Dua tahun hidup dan berdamai di Bantul, Daerah Istimewa Yogyakarta, sambil menyelam kuminum air, ya itulah kesempatan emas yang kumiliki selagi menikmati alur  menimbah ilmu di salah satu Perguruan tinggi di Timur kota istimewa Jogja.Â
Tak pernah berpikiran liar, kelak akan mengelilingi Indonesia dimulai dari seluruh daerah di Yogyakarta, begitulah cita-cita sederhana mahasiswa yang diberangkatkan dengan bantuan biaya dari pemerintah dari Desa untuk kembali lagi ke Desa.
Jumat(28/9/2018) kendaraan sejuta umat itu membawaku menuju ke jantung kota. Halte di seberang Taman Pintar, kuturunkan kakiku menginjak lantai besi baja Halte itu. Berjalan menuju Museum, bangunan tua yang gagah penuh kharisma, meski jaman sudah terlalu banyak mempengaruhinya. Tiang-tiang dan dinding-dindingnya dilapisi warna putih, membuatnya menjadi bangunan yang penuh dengan memori duka dan suka. Warisan budaya jaman dahulu kala yang patut dirawat, dikunjungi, menyanjungnya, memujinya atas sejarah yang tercipta di setiap sudut bangunnya.
Museum Benteng Vredeburg, sepintas menyangka bahwa Vredeburg hanyalah sebuah bangunan tua dengan tembok tebal yang gagah. Itu sangkaanku saat pertama kali menyentuhkan kaki di tanah Istimewa. Dua tahun pikiran kumuh itu bersarang penuh di dalam kepala, setiap Minggu sepulang sembayang melewati Vredeburg si gagah melampaui jamannya.
Pengumuman dari pengelola Museum bersuara, agar pengunjung segera meninggalkan teritorial Museum, waktu berkunjung sudah usai. Kami segerombolan orang-orang dari komunitas berbeda mulai berkumpul di sebuah lahan kosong, di antara gedung tua di dalam Benteng. Kami wisatawan yang tergabung dalam giat jelajah malam museum yang dilaksanakan oleh Komunitas Malam Museum (Ig: malammuseum) bersama pengelola Museum Vredeburg baru akan memulai jalan-jalan malam di Museum Benteng Vredeburg.

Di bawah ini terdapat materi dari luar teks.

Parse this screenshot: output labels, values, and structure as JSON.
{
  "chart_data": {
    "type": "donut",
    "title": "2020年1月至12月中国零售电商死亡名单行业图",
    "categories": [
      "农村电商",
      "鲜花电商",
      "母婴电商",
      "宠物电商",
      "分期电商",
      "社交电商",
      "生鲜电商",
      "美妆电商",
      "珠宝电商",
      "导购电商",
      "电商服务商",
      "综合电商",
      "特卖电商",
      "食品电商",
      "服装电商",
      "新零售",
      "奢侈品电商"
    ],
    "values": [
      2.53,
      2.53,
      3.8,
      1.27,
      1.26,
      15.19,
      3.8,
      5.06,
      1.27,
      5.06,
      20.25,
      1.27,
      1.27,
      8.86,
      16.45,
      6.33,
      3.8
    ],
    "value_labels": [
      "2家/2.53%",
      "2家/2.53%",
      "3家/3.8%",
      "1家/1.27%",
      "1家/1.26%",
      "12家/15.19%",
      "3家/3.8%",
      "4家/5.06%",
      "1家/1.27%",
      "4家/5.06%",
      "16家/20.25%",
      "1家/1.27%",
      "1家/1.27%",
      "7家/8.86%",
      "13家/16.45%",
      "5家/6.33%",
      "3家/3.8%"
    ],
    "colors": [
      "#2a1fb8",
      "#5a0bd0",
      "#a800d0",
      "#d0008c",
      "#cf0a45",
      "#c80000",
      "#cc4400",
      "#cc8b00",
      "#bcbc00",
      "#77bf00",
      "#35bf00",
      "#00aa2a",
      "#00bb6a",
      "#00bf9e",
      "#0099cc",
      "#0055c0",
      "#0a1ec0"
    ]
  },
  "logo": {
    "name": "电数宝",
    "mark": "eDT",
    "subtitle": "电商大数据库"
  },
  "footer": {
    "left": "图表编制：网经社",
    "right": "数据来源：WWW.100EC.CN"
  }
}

Luar biasa, Mahasiswa asal Sumatera akhirnya menikmati udara malam bersama aroma rinding Museum bersejarah. Tak lepas dari ajakan Mba Vika Kompasianer Kjog (Kompasiana Jogjakarta) setelah kelas Herritage di Kraton, Museum Kareta, dan Kauman. Semua peserta dibriefing untuk mengetahui apa-apa saja kegiatan jelajah malam Museum, tentunya setelah acara dibuka oleh mereka yang berwenang.
Pemandu berusaha menjelaskan sedetail-detailnya, wisatawan terperangkap dalam imajinasi liar membayangkan bagaimana rakyat dan pemimpin Indonesia kala itu bersimbah darah dan peluh memperjuangkan kebebasan yang memerdekakan Ibu Pertiwi.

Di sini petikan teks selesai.